まさかスーツ姿で散歩に出たわけではないはず。ていうかスーツなんてウチにはなかった記憶が。
だとすると最初着ていた私服はどこに…と思ったらちゃんと手に持っていた。
スーツは何処から出てきたのだろうか。
そういえば散歩の時間もいつもより長かったような気がするが…。それと関係があるのだろうか。
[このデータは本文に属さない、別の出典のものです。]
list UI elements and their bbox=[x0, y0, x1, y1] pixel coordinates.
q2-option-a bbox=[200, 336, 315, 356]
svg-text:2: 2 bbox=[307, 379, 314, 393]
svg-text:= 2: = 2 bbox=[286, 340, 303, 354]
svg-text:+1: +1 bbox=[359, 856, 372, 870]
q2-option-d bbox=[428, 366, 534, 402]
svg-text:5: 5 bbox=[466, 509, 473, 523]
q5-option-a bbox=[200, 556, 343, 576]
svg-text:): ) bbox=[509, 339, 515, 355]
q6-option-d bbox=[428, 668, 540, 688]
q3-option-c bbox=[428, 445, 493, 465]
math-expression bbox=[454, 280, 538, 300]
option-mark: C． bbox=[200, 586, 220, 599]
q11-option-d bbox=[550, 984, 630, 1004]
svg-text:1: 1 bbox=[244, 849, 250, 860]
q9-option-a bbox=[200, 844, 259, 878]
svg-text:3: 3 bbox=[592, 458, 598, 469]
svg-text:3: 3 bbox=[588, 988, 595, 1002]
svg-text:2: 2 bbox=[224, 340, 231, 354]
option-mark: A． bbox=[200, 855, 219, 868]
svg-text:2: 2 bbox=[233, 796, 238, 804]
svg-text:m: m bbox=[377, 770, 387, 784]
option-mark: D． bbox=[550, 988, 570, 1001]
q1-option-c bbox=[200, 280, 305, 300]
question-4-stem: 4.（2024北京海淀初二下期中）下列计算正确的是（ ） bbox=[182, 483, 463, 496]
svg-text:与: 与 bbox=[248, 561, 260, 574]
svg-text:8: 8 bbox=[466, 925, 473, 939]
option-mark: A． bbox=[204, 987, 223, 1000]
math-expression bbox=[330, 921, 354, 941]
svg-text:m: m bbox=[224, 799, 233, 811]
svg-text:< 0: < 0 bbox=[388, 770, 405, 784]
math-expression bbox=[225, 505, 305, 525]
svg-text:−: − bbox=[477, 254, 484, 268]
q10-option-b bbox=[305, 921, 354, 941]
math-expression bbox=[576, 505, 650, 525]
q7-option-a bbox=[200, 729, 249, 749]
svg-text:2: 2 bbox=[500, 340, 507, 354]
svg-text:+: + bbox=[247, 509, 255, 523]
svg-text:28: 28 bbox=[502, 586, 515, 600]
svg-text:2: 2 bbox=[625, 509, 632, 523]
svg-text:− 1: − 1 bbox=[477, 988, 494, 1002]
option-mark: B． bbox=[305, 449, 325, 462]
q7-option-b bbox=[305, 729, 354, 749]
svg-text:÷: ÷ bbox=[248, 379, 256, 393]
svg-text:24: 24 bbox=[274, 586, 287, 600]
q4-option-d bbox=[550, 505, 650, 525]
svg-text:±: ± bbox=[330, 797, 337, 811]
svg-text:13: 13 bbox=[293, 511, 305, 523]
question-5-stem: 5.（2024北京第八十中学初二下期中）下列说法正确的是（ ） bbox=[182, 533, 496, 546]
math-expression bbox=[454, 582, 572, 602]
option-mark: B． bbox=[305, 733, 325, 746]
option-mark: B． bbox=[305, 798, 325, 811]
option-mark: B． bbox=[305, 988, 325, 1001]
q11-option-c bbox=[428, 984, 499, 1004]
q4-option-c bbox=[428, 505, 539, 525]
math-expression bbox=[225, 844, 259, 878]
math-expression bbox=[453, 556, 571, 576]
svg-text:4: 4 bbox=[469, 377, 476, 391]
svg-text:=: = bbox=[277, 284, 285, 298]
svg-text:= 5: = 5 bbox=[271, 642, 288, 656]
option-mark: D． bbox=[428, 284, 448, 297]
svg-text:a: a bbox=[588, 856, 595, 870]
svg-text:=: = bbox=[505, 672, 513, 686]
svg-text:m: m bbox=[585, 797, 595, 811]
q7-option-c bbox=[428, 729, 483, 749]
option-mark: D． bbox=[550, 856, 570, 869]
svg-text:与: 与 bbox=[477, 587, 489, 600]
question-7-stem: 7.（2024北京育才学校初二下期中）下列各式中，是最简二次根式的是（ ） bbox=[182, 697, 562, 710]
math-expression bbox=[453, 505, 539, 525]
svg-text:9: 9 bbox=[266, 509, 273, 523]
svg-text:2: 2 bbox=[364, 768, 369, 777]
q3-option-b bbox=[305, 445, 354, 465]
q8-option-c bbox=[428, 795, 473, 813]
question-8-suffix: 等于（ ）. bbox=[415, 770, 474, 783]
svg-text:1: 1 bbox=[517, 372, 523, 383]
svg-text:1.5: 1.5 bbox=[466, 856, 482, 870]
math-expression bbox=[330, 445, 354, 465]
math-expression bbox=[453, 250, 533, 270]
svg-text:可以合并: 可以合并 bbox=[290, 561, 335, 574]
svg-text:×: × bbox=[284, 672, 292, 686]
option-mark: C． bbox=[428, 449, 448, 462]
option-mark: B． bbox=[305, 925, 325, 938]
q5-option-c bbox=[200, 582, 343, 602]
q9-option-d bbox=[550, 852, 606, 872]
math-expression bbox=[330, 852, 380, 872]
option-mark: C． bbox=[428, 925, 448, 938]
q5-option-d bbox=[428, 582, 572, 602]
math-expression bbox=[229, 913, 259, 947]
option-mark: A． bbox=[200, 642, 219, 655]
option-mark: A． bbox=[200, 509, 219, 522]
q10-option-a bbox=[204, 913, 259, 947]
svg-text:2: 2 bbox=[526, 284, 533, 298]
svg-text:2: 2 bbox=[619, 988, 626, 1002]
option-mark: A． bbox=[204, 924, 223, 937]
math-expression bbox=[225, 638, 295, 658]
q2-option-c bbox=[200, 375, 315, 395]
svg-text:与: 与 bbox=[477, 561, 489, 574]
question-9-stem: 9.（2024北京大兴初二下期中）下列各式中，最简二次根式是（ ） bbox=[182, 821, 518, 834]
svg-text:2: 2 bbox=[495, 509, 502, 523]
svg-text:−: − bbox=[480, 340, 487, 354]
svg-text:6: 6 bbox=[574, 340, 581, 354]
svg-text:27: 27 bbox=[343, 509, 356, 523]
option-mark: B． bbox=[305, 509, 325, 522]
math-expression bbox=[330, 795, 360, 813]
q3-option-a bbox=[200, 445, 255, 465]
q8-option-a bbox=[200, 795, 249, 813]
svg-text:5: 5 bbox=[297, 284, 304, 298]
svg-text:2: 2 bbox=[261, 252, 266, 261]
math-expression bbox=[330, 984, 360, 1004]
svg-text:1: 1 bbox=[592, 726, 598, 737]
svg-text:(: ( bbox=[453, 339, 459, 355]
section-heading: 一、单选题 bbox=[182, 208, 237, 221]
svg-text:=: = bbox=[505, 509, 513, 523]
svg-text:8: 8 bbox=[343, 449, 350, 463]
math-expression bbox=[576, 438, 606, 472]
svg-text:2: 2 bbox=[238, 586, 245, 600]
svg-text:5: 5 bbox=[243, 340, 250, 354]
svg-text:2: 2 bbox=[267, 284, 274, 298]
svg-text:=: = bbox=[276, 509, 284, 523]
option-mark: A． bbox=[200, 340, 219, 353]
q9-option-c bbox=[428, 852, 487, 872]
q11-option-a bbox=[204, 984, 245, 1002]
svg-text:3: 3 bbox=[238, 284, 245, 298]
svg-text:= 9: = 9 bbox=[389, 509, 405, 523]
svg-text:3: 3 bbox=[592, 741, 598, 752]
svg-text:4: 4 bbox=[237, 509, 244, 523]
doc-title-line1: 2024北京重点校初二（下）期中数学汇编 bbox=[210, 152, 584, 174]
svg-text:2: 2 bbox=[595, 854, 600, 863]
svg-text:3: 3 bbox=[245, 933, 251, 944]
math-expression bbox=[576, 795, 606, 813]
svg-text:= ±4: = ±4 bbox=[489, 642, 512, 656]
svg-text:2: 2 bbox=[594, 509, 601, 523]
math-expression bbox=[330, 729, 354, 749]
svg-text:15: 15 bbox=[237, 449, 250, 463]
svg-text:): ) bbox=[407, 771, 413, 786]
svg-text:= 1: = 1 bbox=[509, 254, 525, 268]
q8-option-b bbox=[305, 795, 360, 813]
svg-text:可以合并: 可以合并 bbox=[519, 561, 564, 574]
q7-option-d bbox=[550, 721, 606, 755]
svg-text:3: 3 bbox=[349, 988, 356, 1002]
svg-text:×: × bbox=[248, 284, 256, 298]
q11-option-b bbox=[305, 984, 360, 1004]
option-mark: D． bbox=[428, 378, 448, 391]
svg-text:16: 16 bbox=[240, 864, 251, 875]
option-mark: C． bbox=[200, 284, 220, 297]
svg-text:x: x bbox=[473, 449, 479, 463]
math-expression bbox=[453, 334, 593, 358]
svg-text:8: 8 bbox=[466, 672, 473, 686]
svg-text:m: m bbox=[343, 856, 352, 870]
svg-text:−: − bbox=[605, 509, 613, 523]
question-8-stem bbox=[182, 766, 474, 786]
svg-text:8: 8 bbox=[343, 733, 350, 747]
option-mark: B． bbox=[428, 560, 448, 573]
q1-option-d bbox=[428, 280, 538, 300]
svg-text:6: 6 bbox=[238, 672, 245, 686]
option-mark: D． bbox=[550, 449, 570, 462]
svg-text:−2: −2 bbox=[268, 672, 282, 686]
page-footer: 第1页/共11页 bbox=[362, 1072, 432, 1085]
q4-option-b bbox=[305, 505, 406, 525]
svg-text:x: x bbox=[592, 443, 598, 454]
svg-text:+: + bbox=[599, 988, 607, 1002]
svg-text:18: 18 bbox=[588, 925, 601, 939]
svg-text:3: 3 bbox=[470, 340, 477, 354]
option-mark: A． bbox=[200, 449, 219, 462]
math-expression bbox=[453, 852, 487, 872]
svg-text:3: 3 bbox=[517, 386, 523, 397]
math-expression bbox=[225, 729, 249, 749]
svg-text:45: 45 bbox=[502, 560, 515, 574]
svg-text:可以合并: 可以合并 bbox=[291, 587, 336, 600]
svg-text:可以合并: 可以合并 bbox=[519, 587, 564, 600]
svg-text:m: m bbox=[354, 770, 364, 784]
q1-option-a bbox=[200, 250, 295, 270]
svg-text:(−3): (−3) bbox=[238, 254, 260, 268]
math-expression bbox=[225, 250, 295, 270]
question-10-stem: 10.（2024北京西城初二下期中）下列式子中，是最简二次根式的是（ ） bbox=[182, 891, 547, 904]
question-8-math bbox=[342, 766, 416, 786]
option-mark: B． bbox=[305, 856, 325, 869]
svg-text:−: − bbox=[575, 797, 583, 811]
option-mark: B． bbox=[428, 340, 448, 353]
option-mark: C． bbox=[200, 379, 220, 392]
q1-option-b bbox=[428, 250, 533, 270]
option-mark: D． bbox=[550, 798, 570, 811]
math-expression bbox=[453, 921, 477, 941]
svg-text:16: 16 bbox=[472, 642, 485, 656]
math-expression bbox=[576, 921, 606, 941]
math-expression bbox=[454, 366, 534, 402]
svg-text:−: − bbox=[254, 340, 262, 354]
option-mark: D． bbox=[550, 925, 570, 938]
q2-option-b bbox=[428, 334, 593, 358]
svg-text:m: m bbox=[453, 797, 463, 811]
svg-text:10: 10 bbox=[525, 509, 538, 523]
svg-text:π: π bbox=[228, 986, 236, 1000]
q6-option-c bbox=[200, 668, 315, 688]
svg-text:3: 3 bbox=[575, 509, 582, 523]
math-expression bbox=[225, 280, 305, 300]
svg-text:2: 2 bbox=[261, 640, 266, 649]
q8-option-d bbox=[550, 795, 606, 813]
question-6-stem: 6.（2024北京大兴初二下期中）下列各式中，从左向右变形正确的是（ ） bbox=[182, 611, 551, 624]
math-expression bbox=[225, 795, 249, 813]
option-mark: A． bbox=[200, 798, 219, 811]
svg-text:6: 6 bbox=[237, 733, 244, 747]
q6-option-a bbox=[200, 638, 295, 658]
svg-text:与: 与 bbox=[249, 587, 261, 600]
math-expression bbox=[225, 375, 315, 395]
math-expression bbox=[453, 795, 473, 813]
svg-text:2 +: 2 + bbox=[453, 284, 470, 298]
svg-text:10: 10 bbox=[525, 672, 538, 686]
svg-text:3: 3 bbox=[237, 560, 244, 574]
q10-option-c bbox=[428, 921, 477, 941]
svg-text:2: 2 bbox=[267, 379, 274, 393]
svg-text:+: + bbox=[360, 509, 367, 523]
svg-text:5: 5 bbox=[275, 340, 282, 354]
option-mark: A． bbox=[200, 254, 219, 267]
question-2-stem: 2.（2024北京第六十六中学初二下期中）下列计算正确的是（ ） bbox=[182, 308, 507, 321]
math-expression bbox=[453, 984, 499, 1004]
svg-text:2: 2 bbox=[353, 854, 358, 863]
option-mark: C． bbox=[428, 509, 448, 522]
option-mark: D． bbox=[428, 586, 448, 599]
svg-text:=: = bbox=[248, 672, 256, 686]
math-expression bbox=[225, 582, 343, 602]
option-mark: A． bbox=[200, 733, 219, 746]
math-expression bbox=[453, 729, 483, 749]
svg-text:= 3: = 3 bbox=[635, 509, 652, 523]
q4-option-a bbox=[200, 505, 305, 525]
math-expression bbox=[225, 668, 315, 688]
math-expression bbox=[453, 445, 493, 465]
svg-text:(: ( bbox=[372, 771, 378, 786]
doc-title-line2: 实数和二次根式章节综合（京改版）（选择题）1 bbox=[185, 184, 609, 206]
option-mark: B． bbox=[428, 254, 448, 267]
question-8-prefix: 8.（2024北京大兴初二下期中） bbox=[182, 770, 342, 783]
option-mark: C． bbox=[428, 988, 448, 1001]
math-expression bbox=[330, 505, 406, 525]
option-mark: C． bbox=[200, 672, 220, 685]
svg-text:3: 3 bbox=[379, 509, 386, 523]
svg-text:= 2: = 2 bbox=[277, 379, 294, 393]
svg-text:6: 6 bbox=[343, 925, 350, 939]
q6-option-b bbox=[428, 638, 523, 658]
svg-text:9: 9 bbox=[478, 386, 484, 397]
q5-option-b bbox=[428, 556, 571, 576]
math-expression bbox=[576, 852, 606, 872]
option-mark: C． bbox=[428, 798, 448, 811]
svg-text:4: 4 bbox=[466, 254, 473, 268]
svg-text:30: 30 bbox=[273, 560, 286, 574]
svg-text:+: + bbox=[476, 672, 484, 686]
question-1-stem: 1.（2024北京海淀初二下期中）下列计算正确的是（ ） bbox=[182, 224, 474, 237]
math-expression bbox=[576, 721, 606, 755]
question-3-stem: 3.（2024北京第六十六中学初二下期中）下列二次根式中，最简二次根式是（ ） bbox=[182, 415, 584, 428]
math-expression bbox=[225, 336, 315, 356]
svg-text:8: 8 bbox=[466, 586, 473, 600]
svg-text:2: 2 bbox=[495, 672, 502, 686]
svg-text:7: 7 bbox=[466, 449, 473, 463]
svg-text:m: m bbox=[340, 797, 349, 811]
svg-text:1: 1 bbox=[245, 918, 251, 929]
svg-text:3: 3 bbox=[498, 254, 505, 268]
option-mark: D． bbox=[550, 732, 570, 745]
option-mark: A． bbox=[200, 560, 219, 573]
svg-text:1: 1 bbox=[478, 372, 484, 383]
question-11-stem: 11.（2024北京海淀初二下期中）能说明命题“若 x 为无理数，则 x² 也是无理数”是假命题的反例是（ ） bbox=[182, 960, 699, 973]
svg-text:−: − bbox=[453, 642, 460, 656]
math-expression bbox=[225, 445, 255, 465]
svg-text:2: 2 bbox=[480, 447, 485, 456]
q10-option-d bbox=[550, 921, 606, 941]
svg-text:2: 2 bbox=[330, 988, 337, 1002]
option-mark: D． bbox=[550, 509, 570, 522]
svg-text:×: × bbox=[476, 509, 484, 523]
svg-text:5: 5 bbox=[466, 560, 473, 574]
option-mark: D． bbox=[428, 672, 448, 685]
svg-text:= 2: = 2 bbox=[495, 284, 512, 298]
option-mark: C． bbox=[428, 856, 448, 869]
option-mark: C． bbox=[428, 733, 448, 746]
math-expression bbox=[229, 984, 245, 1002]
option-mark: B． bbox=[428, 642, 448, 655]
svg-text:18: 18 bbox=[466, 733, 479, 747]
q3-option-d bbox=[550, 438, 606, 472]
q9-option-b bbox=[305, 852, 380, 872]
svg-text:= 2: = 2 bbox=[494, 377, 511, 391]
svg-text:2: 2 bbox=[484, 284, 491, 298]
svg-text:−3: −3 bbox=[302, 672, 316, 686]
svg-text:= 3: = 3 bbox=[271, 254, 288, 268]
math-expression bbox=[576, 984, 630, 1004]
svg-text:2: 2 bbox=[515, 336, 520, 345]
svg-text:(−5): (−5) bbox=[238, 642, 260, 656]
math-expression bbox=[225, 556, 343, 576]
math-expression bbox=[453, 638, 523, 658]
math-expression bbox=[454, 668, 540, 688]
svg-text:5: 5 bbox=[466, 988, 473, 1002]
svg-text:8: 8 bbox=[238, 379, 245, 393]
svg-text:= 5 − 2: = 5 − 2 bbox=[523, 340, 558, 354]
「いやぁ、たまには違うルートで散歩しようかなと思って街の方まで出たんだけどさ。
 そしたら声かけられたのよ」
「声?…ナンパですか?」
「違う違う。もっとおっさん的な感じよ。あ、名刺もらってきたんだった」
胸のポケットに手を入れ、名刺をみかんに渡す。
「…なむ……765プロダクション…高木?」
「私の顔を見るなり『ピーンときた!』とか言ってたわ」
「はあ…」
そのピーンとした感じがいまいち伝わらない。
家事そっちのけ、未成年ヘビースモーカーの彼女の何処を見たらそんなに閃くのだろう…
…と、妹がそんなボロクソにぶちまけても仕方ないのだが。
とりあえず聞いておきたいことはひとつ。
「で、この765プロダクションってのはどんなことを?」
「アイドルプロデュース」
「は?」
さらっと言ってのけた――その一言に思わず、自然に耳を疑った。
零亜はやけに意気込んで、声を荒げながら、
「そう…私、哉樹零亜19歳…新人プロデューサーとして…レイアPとしてッ!アイドルをプロデュースするのよォォッ!!!」
…と言ってのけた。
みかんはあっけにとられながら、思わず口からこぼれそうになった言葉を、静かに飲み込んだ。






――お前は何を言っているんだ。